Аля, напротив, видя, как Тома переменилась, полагала, что лечение уж подходит к концу, но, когда она спросила об этом сестру, та ответила, что они с психиатром ещё не дошли даже до середины.
-Мне ещё довольно долго лечиться. Главное, искоренить болезнь полностью, - говорила Тома.
И Аля чувствовала, что в глубине души начинает прощать сестру, через многое прошедшую теперь - а то, что она через многое прошла, было неоспоримо: это было заметно в каждой её жесте, движении, взгляде, даже в переменившейся манере речи: если раньше Тома говорила громко и вызывающе, как будто была главной в доме, то теперь её речь была тихой и ласковой, как у Али. Движения стали очень робкими, немного тормознутыми - словно Тома долго раздумывала над тем, не выглядит ли тот или иной шаг или взмах рукой дерзким или напыщенным. Она стала скрытной, куда менее болтливой, чем была, и, хотя неизвестно было, насколько велико участие в этом её психиатра, Аля радовалась, что сестра продолжает ходить на терапию: вместе со скромностью и робостью в ней родилась способность любить - способность, которая всегда была в ней, но которую Тома тщательно пыталась заглушить, задавить, ликвидировать самым безжалостным образом.
Продолжала Аля переживать и за Ирку.
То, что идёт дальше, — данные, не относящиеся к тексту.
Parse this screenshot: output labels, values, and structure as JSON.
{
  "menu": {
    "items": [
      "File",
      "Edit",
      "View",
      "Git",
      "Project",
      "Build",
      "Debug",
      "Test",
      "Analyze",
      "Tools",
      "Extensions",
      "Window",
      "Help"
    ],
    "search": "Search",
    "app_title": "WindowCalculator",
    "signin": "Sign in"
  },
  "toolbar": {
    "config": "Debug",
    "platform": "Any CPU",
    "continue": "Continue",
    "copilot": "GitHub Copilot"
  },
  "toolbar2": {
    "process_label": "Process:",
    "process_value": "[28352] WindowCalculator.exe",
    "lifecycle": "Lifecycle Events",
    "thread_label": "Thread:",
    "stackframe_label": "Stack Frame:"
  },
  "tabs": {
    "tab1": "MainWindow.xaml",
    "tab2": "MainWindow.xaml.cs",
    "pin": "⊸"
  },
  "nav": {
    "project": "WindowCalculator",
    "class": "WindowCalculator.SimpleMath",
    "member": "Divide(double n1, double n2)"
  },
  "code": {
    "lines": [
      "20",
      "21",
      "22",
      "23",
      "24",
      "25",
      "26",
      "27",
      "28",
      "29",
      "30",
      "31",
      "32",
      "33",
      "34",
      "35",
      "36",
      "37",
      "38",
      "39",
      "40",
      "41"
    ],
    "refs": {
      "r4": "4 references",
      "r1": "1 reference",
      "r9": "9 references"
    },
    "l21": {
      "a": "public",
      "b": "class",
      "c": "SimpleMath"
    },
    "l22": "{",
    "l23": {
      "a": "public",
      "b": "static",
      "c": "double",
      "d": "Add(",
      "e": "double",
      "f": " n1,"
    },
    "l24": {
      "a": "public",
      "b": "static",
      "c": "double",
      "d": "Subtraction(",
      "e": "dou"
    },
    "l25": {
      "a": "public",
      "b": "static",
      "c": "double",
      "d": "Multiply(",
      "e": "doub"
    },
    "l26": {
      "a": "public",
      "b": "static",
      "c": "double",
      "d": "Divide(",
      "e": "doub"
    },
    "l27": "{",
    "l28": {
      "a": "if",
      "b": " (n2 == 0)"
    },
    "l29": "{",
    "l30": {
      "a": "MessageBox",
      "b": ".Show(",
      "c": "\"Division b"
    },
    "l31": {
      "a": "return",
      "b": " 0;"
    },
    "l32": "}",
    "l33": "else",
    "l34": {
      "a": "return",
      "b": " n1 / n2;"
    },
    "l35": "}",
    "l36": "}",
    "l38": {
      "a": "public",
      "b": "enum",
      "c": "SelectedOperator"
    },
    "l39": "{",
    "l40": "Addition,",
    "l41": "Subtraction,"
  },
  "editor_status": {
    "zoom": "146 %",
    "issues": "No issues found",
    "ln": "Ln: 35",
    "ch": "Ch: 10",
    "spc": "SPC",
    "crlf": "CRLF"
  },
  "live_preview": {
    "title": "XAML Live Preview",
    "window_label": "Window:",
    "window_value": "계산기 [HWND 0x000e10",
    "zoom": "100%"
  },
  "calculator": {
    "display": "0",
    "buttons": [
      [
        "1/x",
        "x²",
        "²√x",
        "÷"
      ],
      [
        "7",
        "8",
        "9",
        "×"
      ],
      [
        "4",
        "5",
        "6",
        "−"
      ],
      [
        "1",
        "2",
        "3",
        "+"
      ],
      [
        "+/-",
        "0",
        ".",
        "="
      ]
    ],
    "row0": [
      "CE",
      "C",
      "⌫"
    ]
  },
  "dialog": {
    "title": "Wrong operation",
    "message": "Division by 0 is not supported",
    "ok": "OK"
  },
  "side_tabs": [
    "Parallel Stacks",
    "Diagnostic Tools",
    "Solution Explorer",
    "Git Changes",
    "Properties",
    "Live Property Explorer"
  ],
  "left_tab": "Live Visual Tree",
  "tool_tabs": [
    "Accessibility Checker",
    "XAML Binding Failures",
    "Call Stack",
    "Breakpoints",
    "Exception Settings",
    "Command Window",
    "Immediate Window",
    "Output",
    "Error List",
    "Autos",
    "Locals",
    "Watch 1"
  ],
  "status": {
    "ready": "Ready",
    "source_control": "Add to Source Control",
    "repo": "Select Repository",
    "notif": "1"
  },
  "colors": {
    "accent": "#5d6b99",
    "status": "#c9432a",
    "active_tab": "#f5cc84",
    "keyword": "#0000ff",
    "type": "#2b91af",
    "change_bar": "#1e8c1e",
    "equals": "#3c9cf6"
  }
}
В последние две недели её обмороки участились, она часто теряла сознание прямо на уроках, чуть ли не каждый день отпрашивалась в медпункт, и не было дня, когда бы её не отпускали. В конце концов, в один из таких припадков Ирка и сама поняла, что более пускать болезнь на самотёк невозможно, и записалась к врачу, который прописал ей специальную диету и назначил кучу препаратов.
-Наверняка ничё из этой хрени не поможет, - смеялась Ирка.
Аля оспаривала её мнение, хотя и сама не понимала, помогут лекарства или нет. Попробовать однозначно стоило, и Але удалось настоять на том, чтобы Тома приобрела все выписанные ей препараты. Больше она ничем не могла помочь - как ни хотела.